Petterson’s set-up is inventive – Arvid Jansen regains consciousness pressed against a bookstore’s closed glass door – and his writing is masterful. He hews close to a minimalist style with just enough character bubbling through to reinforce our sense of the narrator as human, in pain, and shouldering on. Arvid is flawed, not very much of the good person most of us hope for ourselves, yet he possesses the strength of the genuine loner. He is not railing against God or others. He is just afloat and fighting the drift.
Disoriented and beside himself, Arvid is buffeted by flashes of sorrow. We discover that his parents and brother are dead, killed in a ferry fire that was nearly his own fate.
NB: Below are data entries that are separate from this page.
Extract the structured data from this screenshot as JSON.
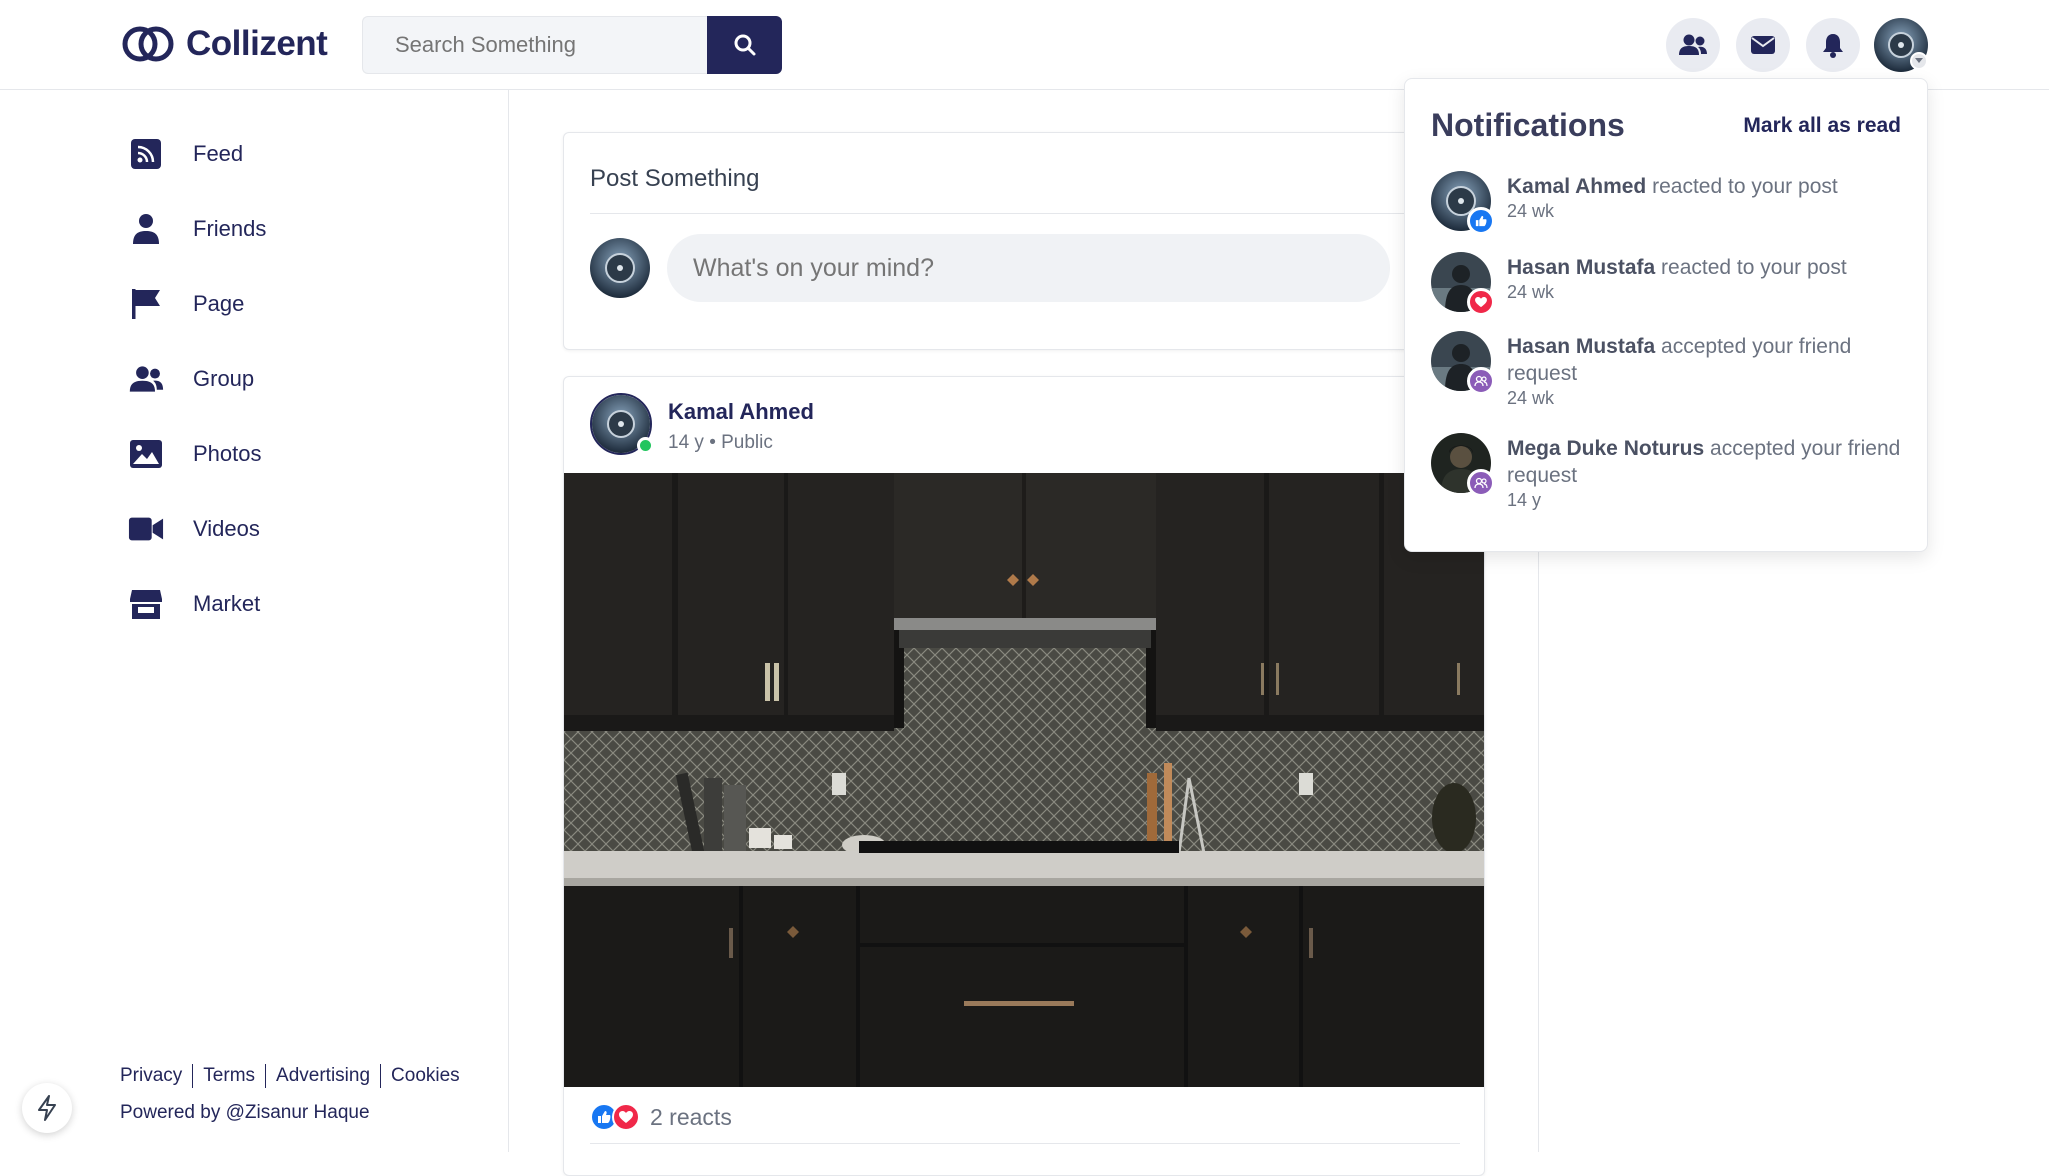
{
  "app": {
    "name": "Collizent"
  },
  "search": {
    "placeholder": "Search Something"
  },
  "sidebar": {
    "items": [
      {
        "label": "Feed",
        "icon": "rss-icon"
      },
      {
        "label": "Friends",
        "icon": "user-icon"
      },
      {
        "label": "Page",
        "icon": "flag-icon"
      },
      {
        "label": "Group",
        "icon": "users-icon"
      },
      {
        "label": "Photos",
        "icon": "image-icon"
      },
      {
        "label": "Videos",
        "icon": "video-icon"
      },
      {
        "label": "Market",
        "icon": "store-icon"
      }
    ]
  },
  "footer": {
    "links": [
      "Privacy",
      "Terms",
      "Advertising",
      "Cookies"
    ],
    "powered": "Powered by @Zisanur Haque"
  },
  "composer": {
    "title": "Post Something",
    "placeholder": "What's on your mind?"
  },
  "post": {
    "author": "Kamal Ahmed",
    "meta": "14 y • Public",
    "reacts": "2 reacts"
  },
  "notifications": {
    "title": "Notifications",
    "mark_all": "Mark all as read",
    "items": [
      {
        "name": "Kamal Ahmed",
        "action": " reacted to your post",
        "time": "24 wk",
        "badge": "like"
      },
      {
        "name": "Hasan Mustafa",
        "action": " reacted to your post",
        "time": "24 wk",
        "badge": "love"
      },
      {
        "name": "Hasan Mustafa",
        "action": " accepted your friend request",
        "time": "24 wk",
        "badge": "friend"
      },
      {
        "name": "Mega Duke Noturus",
        "action": " accepted your friend request",
        "time": "14 y",
        "badge": "friend"
      }
    ]
  },
  "colors": {
    "brand": "#23265a",
    "like": "#1877f2",
    "love": "#f02849",
    "friend": "#8b5cb8",
    "online": "#22c55e"
  }
}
He is estranged from his wife and daughters, one of whom recognizes her father’s free fall and is showing signs of the girl child mothering the grown man. Arvid navigates turbulent dark emotions, confronts the paralyzing losses, climbs back to his feet and takes the first courageous steps toward resumption of life. Not his former life, for that is utterly gone, but a life to be lived.
IN THE WAKE is the novel that Petterson wrote prior to his breakout bestseller, OUT STEALING HORSES, which is a more restrained and ultimately more timeless work.